L’insufficienza venosa cronica (IVC) è conseguente ad uno scompenso del funzionamento delle vene periferiche. Il ritorno del sangue verso il cuore, in equilibrio con le necessità tissutali, non è piu’ garantito non solo in posizione ortostatica, ma anche clinostatica. L’edema ne costituisce la manifestazione caratteristica, sia sul piano fisiopatologico che clinico. Il processo patologico all’origine dell’IVC – acquisito o congenito (angiodisplasie, insufficienza valvolare o agenesia) – può comportare quadri funzionali od organici, questi ultimi di gran lunga piu’ frequenti oltre che severi. Attualmente la classificazione internazionale CEAP permette una categorizzazione appropriata dei pazienti per la valutazione dell’evoluzione dell’IVC e la determinazione dell’efficacia del management.
L’insufficienza venosa cronica può essere il risultato di ostruzione al deflusso, reflusso o una combinazione di entrambe. L’obiettivo dell’esame clinico e strumentale è rilevare quale di queste condizioni sia presente.. Sono disponibili molti test venosi, semplici, rapidi e cost-effective. Le informazioni utili, necessarie per valutare e quantificare i problemi venosi sono di solito ottenute da soli tre tipi di test: Doppler ad onda continua, Eco-Color-Doppler, Pletismografie. La valutazione del reflusso viene di solito eseguita con il paziente in piedi , l’arto da esaminare rilassato ed il ginocchio lievemente flesso.. In mani esperte l’attendibilità è del 90% . Anomalie anatomiche nel cavo del poplite sono responsabili di diversi errori, per esempio un reflusso nelle vene del gatrocnemio può essere interpretato come incontinenza della vena poplitea; inoltre il Doppler CW non è indicato per localizzare vene perforanti incompetenti. L’esame con Eco-Color-Doppler completa la valutazione di screening con Doppler CW e fornisce informazioni sulla sede del reflusso: possono ad esempio essere studiate singolarmente la vena femorale, poplitea, perforanti, ecc. L’uso del colore permette una valutazione piu’ rapida ed accurata. Le basi del trattamento chirurgico delle varici degli arti inferiori datano ormai quasi un secolo con gli interventi di Mayo e Babcock12,13 e tuttavia essi non possono essere considerati desueti grazie alla conferma di decine di migliaia e più di interventi praticati e “validati” dall’esperienza comune e da studi accreditati successivi.

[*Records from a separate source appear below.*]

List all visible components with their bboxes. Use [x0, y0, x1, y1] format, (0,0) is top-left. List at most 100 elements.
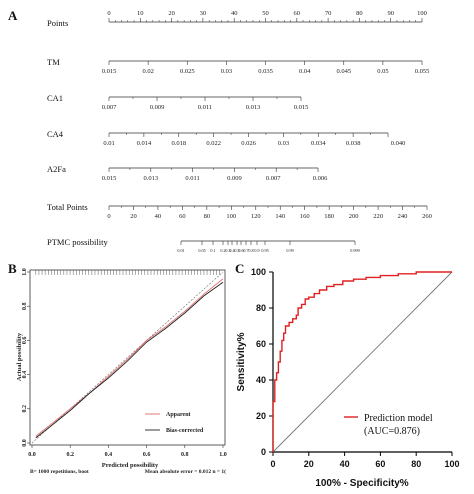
calibration-y-tick-label: 0.6	[22, 337, 28, 345]
nomogram-tick-label-total-points: 240	[398, 213, 408, 220]
roc-x-tick-label: 80	[411, 459, 421, 469]
roc-x-tick-label: 40	[340, 459, 350, 469]
nomogram-tick-label-points: 40	[231, 10, 238, 17]
nomogram-tick-label-total-points: 160	[300, 213, 310, 220]
nomogram-panel-a: Points 0 10 20 30 40 50 60 70 80 90 100 TM 0.015 0.02 0…	[47, 10, 432, 253]
nomogram-tick-label-ptmc-possibility: 0.2	[220, 248, 225, 253]
nomogram-tick-label-ca1: 0.011	[198, 104, 212, 111]
nomogram-tick-label-total-points: 200	[349, 213, 359, 220]
roc-y-axis-label: Sensitivity%	[236, 332, 247, 391]
roc-y-tick-label: 60	[256, 339, 266, 349]
calibration-y-tick-label: 1.0	[22, 268, 28, 276]
nomogram-tick-label-ca4: 0.040	[391, 140, 406, 147]
nomogram-tick-label-points: 100	[417, 10, 427, 17]
panel-label-a: A	[8, 8, 18, 23]
calibration-x-tick-label: 0.0	[28, 452, 36, 458]
nomogram-tick-label-ca4: 0.038	[346, 140, 361, 147]
roc-x-tick-label: 60	[375, 459, 385, 469]
nomogram-tick-label-tm: 0.015	[102, 68, 117, 75]
nomogram-tick-label-ptmc-possibility: 0.9	[254, 248, 259, 253]
nomogram-tick-label-ptmc-possibility: 0.6	[238, 248, 243, 253]
nomogram-row-label-ptmc-possibility: PTMC possibility	[47, 237, 108, 247]
roc-x-tick-label: 20	[304, 459, 314, 469]
nomogram-tick-label-total-points: 80	[204, 213, 211, 220]
calibration-x-tick-label: 0.6	[143, 452, 151, 458]
nomogram-tick-label-tm: 0.05	[377, 68, 388, 75]
roc-y-tick-label: 20	[256, 411, 266, 421]
legend-label-bias-corrected: Bias-corrected	[166, 428, 204, 434]
nomogram-tick-label-a2fa: 0.011	[185, 175, 199, 182]
calibration-y-tick-label: 0.4	[22, 371, 28, 379]
nomogram-tick-label-ptmc-possibility: 0.5	[234, 248, 239, 253]
roc-x-tick-label: 100	[444, 459, 459, 469]
nomogram-tick-label-ptmc-possibility: 0.95	[261, 248, 268, 253]
calibration-x-axis-label: Predicted possibility	[102, 462, 159, 469]
nomogram-tick-label-ca4: 0.034	[311, 140, 326, 147]
nomogram-tick-label-ptmc-possibility: 0.3	[225, 248, 230, 253]
nomogram-tick-label-tm: 0.035	[258, 68, 273, 75]
nomogram-row-label-a2fa: A2Fa	[47, 164, 66, 174]
nomogram-tick-label-ca4: 0.022	[206, 140, 221, 147]
nomogram-tick-label-points: 50	[262, 10, 269, 17]
nomogram-tick-label-a2fa: 0.006	[313, 175, 328, 182]
nomogram-tick-label-total-points: 260	[422, 213, 432, 220]
calibration-plot-frame	[29, 269, 226, 446]
roc-y-tick-label: 80	[256, 303, 266, 313]
nomogram-tick-label-ptmc-possibility: 0.999	[350, 248, 359, 253]
nomogram-tick-label-ca4: 0.018	[171, 140, 186, 147]
nomogram-row-label-tm: TM	[47, 57, 60, 67]
nomogram-tick-label-points: 30	[200, 10, 207, 17]
nomogram-tick-label-points: 60	[294, 10, 301, 17]
nomogram-tick-label-ca4: 0.03	[278, 140, 289, 147]
nomogram-tick-label-total-points: 20	[130, 213, 137, 220]
calibration-x-tick-label: 0.4	[105, 452, 113, 458]
nomogram-tick-label-points: 90	[387, 10, 394, 17]
nomogram-tick-label-points: 10	[137, 10, 144, 17]
nomogram-tick-label-total-points: 140	[275, 213, 285, 220]
nomogram-tick-label-total-points: 120	[251, 213, 261, 220]
nomogram-tick-label-a2fa: 0.009	[227, 175, 242, 182]
nomogram-row-label-points: Points	[47, 18, 68, 28]
roc-panel-c: Sensitivity% 100% - Specificity% 0 20 40 60…	[236, 267, 460, 489]
nomogram-tick-label-total-points: 180	[324, 213, 334, 220]
roc-x-tick-label: 0	[270, 459, 275, 469]
calibration-footer-left: B= 1000 repetitions, boot	[30, 469, 89, 475]
calibration-legend: Apparent Bias-corrected	[145, 412, 204, 434]
nomogram-tick-label-ptmc-possibility: 0.8	[248, 248, 253, 253]
legend-label-apparent: Apparent	[166, 412, 191, 418]
calibration-y-tick-label: 0.2	[22, 405, 28, 413]
nomogram-tick-label-tm: 0.045	[336, 68, 351, 75]
roc-legend: Prediction model (AUC=0.876)	[344, 413, 433, 437]
nomogram-tick-label-tm: 0.03	[221, 68, 232, 75]
roc-curve-prediction-model	[272, 271, 452, 452]
calibration-y-axis-label: Actual possibility	[16, 332, 23, 381]
nomogram-tick-label-ptmc-possibility: 0.01	[177, 248, 184, 253]
nomogram-tick-label-a2fa: 0.013	[143, 175, 158, 182]
roc-reference-line	[272, 271, 453, 453]
panel-label-c: C	[235, 261, 244, 276]
nomogram-tick-label-ptmc-possibility: 0.1	[210, 248, 215, 253]
nomogram-tick-label-total-points: 60	[179, 213, 186, 220]
nomogram-tick-label-a2fa: 0.015	[102, 175, 117, 182]
nomogram-tick-label-ca1: 0.015	[294, 104, 309, 111]
nomogram-row-label-total-points: Total Points	[47, 202, 88, 212]
roc-x-axis-label: 100% - Specificity%	[315, 478, 408, 489]
nomogram-tick-label-ca4: 0.026	[241, 140, 256, 147]
nomogram-tick-label-points: 70	[325, 10, 332, 17]
nomogram-tick-label-total-points: 0	[107, 213, 110, 220]
nomogram-tick-label-tm: 0.04	[299, 68, 311, 75]
legend-label-auc: (AUC=0.876)	[364, 426, 420, 437]
nomogram-tick-label-total-points: 40	[155, 213, 162, 220]
calibration-series-apparent	[35, 278, 224, 437]
calibration-footer-right: Mean absolute error = 0.012 n = 1(	[145, 468, 226, 475]
nomogram-tick-label-points: 0	[107, 10, 110, 17]
nomogram-tick-label-ca1: 0.007	[102, 104, 117, 111]
nomogram-tick-label-ptmc-possibility: 0.99	[286, 248, 293, 253]
nomogram-tick-label-ptmc-possibility: 0.7	[243, 248, 248, 253]
nomogram-tick-label-tm: 0.025	[180, 68, 195, 75]
calibration-x-tick-label: 0.8	[181, 452, 189, 458]
roc-y-tick-label: 0	[261, 447, 266, 457]
nomogram-tick-label-tm: 0.055	[415, 68, 430, 75]
nomogram-tick-label-ca4: 0.01	[103, 140, 114, 147]
calibration-panel-b: Actual possibility Predicted possibility…	[16, 268, 227, 475]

Sostanzialmente, tre innovazioni si sono inserite in una tecnica chirurgica standard per migliorarne i risultati:
1. l’evoluzione dello stripping su nuove basi anatomiche e fisiopatologiche
2. l’introduzione di gesti chirurgici semplificat1, come la flebectomia per mini-incisionie lo stripping per invaginazione
3. lo studio cartografico preoperatorio mediante ecocolordoppler
Va rilevata la nascita e la diffusione di numerosi nuovi interventi talvolta limitati all’ambito dello stesso proponente: tali interventi pur assicurando spesso buoni risultati clinici necessitano di studi controllati multicentrici e non possono, allo stato attuale, essere considerati sostitutivi di tecniche standard, bensì alternativi. L’importanza della chirurgia delle varici nei sistemi sanitari occidentali è data dalla frequenza della domanda: 70 interventi/100.000 abitanti nel Regno Unito, 200\100.000 in Finlandia, fino a numeri più elevati in Francia (oltre 150.000/anno) ed Italia (oltre 100.000/anno. L’indicazione chirurgica tuttavia deve essere approfonditamente discussa. Lo stesso scopo della chirurgia, la risoluzione totale delle varici, deve essere rivisto all’interno del quadro patologico di base, l’insufficienza venosa cronica, del gravoso problema delle varici recidive a chirurgia e della comparsa di nuove varici.